The city center.
Our front door.
A typical street in Rouen.
Our return to Rouen, after 3 1/2 years away, has been amazingly smooth. Having been here for 6 weeks the last time, David and I are quite familiar both with the house and with the lay of the land. The most noticeable difference this time is the light. When we were here before it was from Thanksgiving through New Year's, and it was perpetually dark (much like Portland). This time both David and I were shocked by how much light floods the house, because we never experienced it that way before. It was a very welcome surprise.
David and Jean Paul, looking over their/our plot in the community garden.

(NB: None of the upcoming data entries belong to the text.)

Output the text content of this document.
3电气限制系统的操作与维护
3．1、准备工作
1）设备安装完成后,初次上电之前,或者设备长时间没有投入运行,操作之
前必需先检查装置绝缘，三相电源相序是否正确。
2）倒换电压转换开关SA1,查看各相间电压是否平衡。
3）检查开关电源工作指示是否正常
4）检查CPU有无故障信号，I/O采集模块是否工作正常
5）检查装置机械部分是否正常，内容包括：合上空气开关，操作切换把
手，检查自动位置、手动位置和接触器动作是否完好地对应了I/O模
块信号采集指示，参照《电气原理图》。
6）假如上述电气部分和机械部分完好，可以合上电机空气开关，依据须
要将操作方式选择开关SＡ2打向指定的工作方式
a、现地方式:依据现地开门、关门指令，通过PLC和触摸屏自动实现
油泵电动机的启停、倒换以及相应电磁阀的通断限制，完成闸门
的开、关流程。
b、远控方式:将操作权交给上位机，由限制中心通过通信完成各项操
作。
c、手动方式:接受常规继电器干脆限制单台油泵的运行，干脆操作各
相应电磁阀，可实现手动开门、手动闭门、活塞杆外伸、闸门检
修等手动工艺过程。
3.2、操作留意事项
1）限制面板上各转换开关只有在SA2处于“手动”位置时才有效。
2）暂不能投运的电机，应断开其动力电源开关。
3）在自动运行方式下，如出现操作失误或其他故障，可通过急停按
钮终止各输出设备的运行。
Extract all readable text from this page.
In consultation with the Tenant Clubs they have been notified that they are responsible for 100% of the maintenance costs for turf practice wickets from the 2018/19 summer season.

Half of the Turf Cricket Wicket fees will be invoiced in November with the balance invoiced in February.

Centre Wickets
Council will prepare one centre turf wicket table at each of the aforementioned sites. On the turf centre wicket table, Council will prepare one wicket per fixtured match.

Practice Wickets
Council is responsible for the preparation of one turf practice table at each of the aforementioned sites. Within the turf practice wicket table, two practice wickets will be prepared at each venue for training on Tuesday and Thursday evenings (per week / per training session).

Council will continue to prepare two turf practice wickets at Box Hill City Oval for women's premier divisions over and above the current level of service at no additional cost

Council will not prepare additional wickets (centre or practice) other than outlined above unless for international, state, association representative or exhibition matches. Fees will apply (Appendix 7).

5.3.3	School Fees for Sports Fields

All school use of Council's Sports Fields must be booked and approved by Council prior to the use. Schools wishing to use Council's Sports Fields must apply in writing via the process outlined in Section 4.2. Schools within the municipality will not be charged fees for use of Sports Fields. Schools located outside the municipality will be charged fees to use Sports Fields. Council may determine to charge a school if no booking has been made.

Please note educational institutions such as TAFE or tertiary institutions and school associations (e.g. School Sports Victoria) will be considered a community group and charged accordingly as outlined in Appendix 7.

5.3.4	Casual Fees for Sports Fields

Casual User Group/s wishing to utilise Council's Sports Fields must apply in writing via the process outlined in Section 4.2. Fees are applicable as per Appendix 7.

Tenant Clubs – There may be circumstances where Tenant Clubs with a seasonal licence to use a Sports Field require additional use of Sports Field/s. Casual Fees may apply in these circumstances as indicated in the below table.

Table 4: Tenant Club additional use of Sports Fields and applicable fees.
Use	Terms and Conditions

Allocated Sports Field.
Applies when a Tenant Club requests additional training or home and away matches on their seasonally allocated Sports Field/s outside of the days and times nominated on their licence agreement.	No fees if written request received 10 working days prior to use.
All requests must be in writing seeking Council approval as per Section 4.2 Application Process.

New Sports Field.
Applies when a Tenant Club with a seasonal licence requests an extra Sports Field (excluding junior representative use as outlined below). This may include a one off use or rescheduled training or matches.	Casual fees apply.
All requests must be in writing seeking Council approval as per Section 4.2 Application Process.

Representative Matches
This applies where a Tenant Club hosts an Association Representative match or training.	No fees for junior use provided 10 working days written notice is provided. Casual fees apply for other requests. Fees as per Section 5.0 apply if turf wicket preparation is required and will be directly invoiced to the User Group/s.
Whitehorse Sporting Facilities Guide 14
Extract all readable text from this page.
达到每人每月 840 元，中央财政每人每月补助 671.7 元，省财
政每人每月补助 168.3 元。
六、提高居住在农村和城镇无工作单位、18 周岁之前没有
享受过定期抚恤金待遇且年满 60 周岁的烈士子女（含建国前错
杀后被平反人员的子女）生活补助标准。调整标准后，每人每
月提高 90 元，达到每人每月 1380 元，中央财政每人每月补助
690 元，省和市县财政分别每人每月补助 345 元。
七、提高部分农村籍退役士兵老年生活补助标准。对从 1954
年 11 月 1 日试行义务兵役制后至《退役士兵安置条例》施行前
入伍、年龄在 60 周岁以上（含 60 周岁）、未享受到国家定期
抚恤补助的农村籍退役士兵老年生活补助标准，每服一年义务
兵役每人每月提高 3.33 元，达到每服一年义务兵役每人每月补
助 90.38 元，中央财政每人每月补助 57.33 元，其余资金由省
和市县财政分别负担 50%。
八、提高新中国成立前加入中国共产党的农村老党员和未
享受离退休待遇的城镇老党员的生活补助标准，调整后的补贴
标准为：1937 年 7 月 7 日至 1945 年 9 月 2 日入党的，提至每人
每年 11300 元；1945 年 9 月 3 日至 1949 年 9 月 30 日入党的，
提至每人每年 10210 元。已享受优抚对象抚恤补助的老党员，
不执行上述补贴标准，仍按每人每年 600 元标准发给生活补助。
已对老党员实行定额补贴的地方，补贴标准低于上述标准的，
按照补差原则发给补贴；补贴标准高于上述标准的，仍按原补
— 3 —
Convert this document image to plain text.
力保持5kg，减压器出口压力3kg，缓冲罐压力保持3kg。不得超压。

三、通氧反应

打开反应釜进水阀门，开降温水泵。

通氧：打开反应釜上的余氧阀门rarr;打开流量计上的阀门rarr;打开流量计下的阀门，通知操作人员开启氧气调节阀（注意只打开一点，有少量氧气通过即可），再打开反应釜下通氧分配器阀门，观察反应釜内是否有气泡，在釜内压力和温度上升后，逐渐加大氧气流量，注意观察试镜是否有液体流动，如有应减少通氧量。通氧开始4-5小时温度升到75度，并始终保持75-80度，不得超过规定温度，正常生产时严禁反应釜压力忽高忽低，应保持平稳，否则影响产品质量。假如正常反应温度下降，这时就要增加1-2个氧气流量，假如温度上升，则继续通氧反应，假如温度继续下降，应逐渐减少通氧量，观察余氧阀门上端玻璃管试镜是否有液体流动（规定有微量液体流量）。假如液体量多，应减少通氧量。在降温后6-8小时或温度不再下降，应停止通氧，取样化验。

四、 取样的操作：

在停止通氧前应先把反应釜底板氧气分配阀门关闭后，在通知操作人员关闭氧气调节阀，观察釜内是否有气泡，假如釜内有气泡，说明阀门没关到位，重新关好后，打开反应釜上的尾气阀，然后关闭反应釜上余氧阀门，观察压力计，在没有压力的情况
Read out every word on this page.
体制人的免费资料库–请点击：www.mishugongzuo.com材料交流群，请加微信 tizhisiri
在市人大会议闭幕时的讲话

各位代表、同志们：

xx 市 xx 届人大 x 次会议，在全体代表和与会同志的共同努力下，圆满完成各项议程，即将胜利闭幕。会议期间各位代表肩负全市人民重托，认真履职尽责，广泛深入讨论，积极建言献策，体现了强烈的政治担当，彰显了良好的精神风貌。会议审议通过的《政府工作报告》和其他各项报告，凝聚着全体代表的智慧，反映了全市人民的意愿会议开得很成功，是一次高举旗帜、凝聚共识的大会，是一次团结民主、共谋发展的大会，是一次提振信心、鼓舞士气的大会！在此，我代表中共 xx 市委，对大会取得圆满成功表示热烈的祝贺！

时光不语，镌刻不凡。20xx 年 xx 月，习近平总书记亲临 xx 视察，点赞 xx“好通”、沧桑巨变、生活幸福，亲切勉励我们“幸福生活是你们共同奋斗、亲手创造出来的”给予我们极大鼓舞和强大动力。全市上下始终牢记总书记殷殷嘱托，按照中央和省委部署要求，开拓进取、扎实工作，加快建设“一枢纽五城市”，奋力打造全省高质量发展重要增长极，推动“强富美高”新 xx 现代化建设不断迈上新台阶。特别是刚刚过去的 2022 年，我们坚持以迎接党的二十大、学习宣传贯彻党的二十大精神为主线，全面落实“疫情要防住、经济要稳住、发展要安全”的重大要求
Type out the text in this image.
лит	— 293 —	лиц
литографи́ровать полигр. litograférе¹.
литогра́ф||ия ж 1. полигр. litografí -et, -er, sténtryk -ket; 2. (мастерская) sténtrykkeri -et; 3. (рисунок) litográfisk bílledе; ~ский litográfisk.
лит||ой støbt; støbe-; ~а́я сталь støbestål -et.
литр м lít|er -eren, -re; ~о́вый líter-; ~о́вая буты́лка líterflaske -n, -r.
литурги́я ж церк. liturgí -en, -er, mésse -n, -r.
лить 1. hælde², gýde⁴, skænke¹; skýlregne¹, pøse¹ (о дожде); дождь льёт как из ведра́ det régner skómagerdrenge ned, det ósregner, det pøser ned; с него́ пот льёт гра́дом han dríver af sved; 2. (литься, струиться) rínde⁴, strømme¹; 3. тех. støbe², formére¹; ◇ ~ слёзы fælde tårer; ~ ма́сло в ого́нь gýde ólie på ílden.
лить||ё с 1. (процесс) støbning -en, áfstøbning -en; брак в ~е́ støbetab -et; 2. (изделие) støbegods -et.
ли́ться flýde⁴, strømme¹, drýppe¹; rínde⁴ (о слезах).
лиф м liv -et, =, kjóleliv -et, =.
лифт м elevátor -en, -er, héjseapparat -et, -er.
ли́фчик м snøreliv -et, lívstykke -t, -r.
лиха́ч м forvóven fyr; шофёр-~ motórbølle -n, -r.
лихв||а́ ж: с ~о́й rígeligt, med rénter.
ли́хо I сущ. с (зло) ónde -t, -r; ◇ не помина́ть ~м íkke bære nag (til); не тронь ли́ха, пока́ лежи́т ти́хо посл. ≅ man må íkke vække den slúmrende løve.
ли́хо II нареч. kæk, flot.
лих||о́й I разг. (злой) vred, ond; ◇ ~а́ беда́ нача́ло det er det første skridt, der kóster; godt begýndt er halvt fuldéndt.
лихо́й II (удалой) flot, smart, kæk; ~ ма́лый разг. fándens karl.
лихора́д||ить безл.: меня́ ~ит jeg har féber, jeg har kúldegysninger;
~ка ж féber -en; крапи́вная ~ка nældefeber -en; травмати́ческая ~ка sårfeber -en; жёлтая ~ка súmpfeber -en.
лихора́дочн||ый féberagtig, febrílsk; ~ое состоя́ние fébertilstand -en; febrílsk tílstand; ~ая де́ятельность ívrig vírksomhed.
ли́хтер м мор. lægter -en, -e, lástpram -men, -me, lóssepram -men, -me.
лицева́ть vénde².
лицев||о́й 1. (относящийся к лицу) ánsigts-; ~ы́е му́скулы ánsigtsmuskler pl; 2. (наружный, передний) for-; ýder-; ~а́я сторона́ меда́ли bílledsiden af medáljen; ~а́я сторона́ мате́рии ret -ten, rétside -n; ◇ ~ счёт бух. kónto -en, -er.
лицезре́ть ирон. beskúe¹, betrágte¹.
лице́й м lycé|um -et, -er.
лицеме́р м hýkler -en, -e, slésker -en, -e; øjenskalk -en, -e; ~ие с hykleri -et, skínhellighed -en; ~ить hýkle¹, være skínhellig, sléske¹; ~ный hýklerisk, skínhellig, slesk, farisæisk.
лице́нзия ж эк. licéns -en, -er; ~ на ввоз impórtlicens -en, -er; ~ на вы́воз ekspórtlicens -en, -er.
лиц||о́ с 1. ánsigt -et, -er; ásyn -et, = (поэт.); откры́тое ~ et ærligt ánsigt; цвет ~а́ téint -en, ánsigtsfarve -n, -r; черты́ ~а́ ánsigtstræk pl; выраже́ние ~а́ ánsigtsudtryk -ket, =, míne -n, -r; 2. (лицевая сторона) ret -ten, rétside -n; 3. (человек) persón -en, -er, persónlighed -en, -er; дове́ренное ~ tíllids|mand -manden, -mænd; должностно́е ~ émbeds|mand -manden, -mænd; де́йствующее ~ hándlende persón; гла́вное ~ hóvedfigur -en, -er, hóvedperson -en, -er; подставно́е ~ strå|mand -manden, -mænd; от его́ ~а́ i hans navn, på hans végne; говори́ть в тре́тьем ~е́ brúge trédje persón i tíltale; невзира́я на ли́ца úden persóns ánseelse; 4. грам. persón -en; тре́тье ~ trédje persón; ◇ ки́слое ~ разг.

Another difference between our previous visit and now is that already our dance card is getting full with things to do and people to do them with. Tomorrow I am going to the Alliance Française to take the placement exam and then having coffee with a fellow francophile, Austrailian blogger Kathy of Femmes Francophiles. We've been following each other's blogs for a couple months and she happens to be in Rouen for a couple days! Love that. And earlier tonight our former babysitter, Maite, knocked on our door. She's back from université for a few weeks and wanted to make herself available to us. There's also Rebecca, an American who's father I met in a French class in Portland. She, her husband, and daughter live in Rouen and are coming for dinner Sunday. It's amazing how small the world seems to be getting!
Yesterday we spent much of the day wandering: gathering our fruit, veggies and cheese from the local markets, having crepes and cider for lunch, and taking photos. I found myself drawn again to textures, colors, and doorways. I love taking photos where one is looking through portals — I guess the layering appeals to me. I want to make some time to explore that with paint this summer as well.
Cider at lunch.
Just another neighborhood church.
Love the textures of the stone and the reflected blue sky in the window here.
Of course, all is not sunshine and cider. These journeys always have a learning curve and we've started ours. In our first 24 hours here we managed to fry both electrical gadgets we deemed important enough to bring with us: my immersion blender and the baby monitor. All electrical currents are not created alike and we simply didn't pay enough attention. Also, for those of you who remember our previous adventures in bathing, we may once again be sneaking over to the neighbor's house for a quick bath. At the moment we have no hot water whatsoever, though we have hopes of getting that resolved tomorrow. One never knows since it involves me speaking on the phone with a plumber who speaks no english. But somehow none of it seems to bother me when we're here. Perhaps that's why I keep wanting to come back. Something about being here mellows me. Maybe it's that I have nothing else to worry about here except how much cheese 3 people can reasonably eat in 7 weeks!
What happens when you leave David alone to buy the cheese!